Ketahanan pangan adalah kondisi terpenuhinya Pangan bagi negara sampai dengan perseorangan, yang tercermin dari tersedianya pangan yang cukup, baik jumlah maupun mutunya, aman, beragam, bergizi, merata, dan terjangkau serta tidak bertentangan dengan agama, keyakinan, dan budaya masyarakat, untuk dapat hidup sehat, aktif, dan produktif secara berkelanjutan.

Upaya pemenuhan pangan selama ini blm dapat dikatakan sejahtera. Sebab masih kita dapati  masalah stunting yang tinggi. Survei Kesehatan Indonesia 2023, proporsi stunting sebesar 21,5 % dari jumlah penduduk Indonesia. 

Didukung dengan indeks kelaparan global atau Global hunger index  pada 2023, Indonesia mendapat rangking tertinggi kedua di ASEAN setelah Timor Leste, yaitu di angka 17,6 (semakin besar angkanya semakin tinggi angka kelaparan) dan masuk  dalam “kelaparan sedang”.

Databoks mencatat Indonesia menduduki rangking ke-77 dunia, dari 125 negara. Dengan skor 17,6. 
Dari realitas di atas maka kita ingat kembali dari amanat undang-undang tentang pangan bahwa indikasi negara memiliki ketahanan pangan yang baik adalah memiliki jumlah yang mencukupi serta distribusinya pun merata dan berkelanjutan/sustainable. Ini yang menjadi pekerjaan rumah pemerintahan baru yang sedang mulai bekerja.

Pemenuhan Produksi untuk Ketahanan Pangan, Lumbung Pangan

Produksi pangan adalah kegiatan atau proses menghasilkan, menyiapkan, mengolah, membuat, mengawetkan, mengemas, mengemas kembali, dan/atau mengubah bentuk pangan. 

Merupakan salah satu yang menjadi Proyek Strategis Nasional (PSN) yang dicanangkan presiden ke tujuh, untuk mengatasi pemenuhan pangan, dalam rangka menanggulangi krisis pangan. 
Pada tahun 1990-an, Presiden Soeharto menjadi penguasa pertama yang mencanangkan program bernama Mega Rice Project. Meski sudah terbukti gagal, kebijakan serupa malah dilakukan kembali oleh pemerintahan selanjutnya. 

Presiden SBY pada tahun 2010 mencanangkan program Merauke Integrated Food and Energy Estate (MIFEE).
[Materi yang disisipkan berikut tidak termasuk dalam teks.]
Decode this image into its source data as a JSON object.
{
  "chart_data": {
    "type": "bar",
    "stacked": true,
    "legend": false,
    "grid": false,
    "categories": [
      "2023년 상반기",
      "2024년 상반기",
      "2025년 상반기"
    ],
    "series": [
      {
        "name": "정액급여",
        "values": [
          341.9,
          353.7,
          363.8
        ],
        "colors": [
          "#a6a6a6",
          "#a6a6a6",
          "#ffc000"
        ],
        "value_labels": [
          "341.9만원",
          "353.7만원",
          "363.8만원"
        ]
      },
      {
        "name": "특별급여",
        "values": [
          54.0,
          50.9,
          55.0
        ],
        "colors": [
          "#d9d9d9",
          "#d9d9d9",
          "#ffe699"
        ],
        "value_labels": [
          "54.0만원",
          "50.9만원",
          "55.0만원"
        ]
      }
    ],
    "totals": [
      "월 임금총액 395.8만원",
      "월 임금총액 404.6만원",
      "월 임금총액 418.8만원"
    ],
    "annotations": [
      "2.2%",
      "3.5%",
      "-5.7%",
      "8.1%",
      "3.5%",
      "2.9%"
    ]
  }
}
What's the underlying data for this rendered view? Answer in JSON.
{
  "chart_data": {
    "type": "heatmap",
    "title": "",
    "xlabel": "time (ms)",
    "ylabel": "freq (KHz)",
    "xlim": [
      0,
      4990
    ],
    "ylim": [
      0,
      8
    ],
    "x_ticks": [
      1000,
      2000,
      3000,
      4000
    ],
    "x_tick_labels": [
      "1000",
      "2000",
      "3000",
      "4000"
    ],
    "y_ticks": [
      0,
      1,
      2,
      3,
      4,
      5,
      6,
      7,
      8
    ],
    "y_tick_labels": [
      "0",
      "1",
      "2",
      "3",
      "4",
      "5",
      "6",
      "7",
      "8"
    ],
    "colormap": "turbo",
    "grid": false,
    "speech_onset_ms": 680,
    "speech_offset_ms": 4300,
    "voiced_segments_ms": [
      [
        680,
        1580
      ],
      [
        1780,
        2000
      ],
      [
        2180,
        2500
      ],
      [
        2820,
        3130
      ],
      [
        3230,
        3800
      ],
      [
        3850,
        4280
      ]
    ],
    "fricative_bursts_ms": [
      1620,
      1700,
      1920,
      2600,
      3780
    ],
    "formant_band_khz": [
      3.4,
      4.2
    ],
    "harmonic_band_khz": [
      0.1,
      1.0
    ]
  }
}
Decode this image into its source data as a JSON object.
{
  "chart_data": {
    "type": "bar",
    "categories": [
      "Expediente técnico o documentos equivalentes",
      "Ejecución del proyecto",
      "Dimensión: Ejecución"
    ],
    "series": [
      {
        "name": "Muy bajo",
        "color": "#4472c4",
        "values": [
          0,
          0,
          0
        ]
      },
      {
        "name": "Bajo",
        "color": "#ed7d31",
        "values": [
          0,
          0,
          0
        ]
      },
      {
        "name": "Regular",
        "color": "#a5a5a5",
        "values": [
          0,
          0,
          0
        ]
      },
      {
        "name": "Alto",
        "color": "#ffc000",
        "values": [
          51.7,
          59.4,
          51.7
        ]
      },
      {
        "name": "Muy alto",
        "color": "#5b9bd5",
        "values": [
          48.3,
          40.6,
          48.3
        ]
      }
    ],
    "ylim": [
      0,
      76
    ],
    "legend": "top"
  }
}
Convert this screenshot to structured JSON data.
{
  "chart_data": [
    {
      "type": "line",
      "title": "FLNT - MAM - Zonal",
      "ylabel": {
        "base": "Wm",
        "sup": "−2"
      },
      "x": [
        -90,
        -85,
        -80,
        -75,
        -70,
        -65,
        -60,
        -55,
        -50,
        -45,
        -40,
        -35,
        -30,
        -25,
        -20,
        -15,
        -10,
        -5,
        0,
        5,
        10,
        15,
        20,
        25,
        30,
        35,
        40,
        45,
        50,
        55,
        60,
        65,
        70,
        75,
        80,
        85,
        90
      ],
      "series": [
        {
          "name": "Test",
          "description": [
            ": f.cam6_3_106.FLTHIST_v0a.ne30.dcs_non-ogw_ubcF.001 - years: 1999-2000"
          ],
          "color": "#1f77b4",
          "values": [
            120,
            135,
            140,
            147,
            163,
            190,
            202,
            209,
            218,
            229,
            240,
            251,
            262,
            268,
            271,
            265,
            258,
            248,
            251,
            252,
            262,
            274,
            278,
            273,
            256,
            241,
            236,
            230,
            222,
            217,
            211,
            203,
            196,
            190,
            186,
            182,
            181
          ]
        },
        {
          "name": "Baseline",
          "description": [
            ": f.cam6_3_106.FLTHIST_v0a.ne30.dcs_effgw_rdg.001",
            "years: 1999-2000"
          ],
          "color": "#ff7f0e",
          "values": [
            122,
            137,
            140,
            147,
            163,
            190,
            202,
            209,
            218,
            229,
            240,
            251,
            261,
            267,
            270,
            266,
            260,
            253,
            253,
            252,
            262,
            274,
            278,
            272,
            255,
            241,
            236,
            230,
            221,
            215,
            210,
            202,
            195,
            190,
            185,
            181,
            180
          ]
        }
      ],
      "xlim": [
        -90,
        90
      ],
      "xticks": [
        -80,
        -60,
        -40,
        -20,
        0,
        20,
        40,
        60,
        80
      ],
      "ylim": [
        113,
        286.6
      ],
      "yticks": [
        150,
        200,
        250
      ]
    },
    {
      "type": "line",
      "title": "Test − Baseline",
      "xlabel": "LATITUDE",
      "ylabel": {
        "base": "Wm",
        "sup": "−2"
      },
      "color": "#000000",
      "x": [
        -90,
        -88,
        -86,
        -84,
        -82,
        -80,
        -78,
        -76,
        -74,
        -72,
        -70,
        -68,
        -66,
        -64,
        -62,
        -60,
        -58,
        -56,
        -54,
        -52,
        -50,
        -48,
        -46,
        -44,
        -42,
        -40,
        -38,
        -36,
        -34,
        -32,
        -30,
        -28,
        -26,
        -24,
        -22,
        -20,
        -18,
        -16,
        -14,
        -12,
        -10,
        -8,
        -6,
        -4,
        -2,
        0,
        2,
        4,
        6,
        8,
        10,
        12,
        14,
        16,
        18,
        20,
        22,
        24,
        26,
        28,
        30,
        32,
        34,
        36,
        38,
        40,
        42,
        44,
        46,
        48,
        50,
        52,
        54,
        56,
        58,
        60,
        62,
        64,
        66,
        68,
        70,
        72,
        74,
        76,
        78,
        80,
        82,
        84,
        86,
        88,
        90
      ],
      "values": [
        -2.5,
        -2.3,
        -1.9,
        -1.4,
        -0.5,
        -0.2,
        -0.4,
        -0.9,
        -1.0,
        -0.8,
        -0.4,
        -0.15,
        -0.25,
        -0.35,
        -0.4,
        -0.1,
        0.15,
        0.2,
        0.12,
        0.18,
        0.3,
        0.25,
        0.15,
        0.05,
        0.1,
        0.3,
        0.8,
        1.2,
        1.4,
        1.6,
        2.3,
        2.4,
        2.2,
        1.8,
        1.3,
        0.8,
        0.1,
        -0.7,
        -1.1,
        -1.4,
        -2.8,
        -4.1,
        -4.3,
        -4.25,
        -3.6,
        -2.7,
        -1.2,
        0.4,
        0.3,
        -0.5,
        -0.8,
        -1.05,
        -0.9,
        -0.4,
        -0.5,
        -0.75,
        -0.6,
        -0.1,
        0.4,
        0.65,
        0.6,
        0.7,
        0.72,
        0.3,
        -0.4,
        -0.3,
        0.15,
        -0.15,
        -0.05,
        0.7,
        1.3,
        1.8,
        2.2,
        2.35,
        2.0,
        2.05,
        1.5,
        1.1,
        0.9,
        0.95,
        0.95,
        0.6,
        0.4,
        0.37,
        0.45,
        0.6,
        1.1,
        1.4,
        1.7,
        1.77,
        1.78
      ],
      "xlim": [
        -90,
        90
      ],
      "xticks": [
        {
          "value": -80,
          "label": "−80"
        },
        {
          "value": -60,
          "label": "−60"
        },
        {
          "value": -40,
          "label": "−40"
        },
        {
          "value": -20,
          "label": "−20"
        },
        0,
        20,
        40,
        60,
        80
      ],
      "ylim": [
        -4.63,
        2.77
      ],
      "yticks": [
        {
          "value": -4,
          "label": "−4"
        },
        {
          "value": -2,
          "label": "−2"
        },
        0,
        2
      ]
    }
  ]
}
Tujuannya adalah menjamin swasembada Indonesia dalam hal pangan dan energi. 
Lahir kembali program serupa dengan nama Food estate/lumbung pangan jadi salah satu proyek penting Presiden Joko Widodo (Jokowi). Sayangnya, garapan ini tak berjalan mulus. 

Banyak kritikan datang imbas melihat hasil lumbung pangan yang tak sesuai harapan. Meski begitu, proyek ini terus dilakukan. Bahkan, Presiden Prabowo Subianto secara jelas menyatakan akan melanjutkan proyek ini ketika berkampanye menjadi orang nomor satu di Indonesia pada 2024.

Dari rekam jejak pembuatan lumbung pangan ini sebagian besar pembukaan lahannya dilakukan dengan deforestasi/pembabatan hutan. Sehingga selama 30 tahun terakhir luas wilayah hutan yang dipunyai Indonesia berkurang secara signifkan. Tak ayal perubahan iklim dunia tidak bisa dielakan.

Tersandera Oligarki

Berbagai proyek food estate ternyata mengalami kegagalan.  Rencana membangun lumbung pangan tak terwujud. Yang ada justru mengamcam pangan lokal, pembukaan hutan/ deforestasi, kerusakan lingkungan dan bencana  Ada banyak penyebab kegagalan tersebut.   

Pembangunan dalam kapitalisme nyatanya bukan untuk kepentingan rakyat, namun untuk kepentingan oligarki.  Maka wajar jika muncul konflik dengan rakyat setempat. Masyarakat kehilangan hutan sebagai sumber pangan mereka.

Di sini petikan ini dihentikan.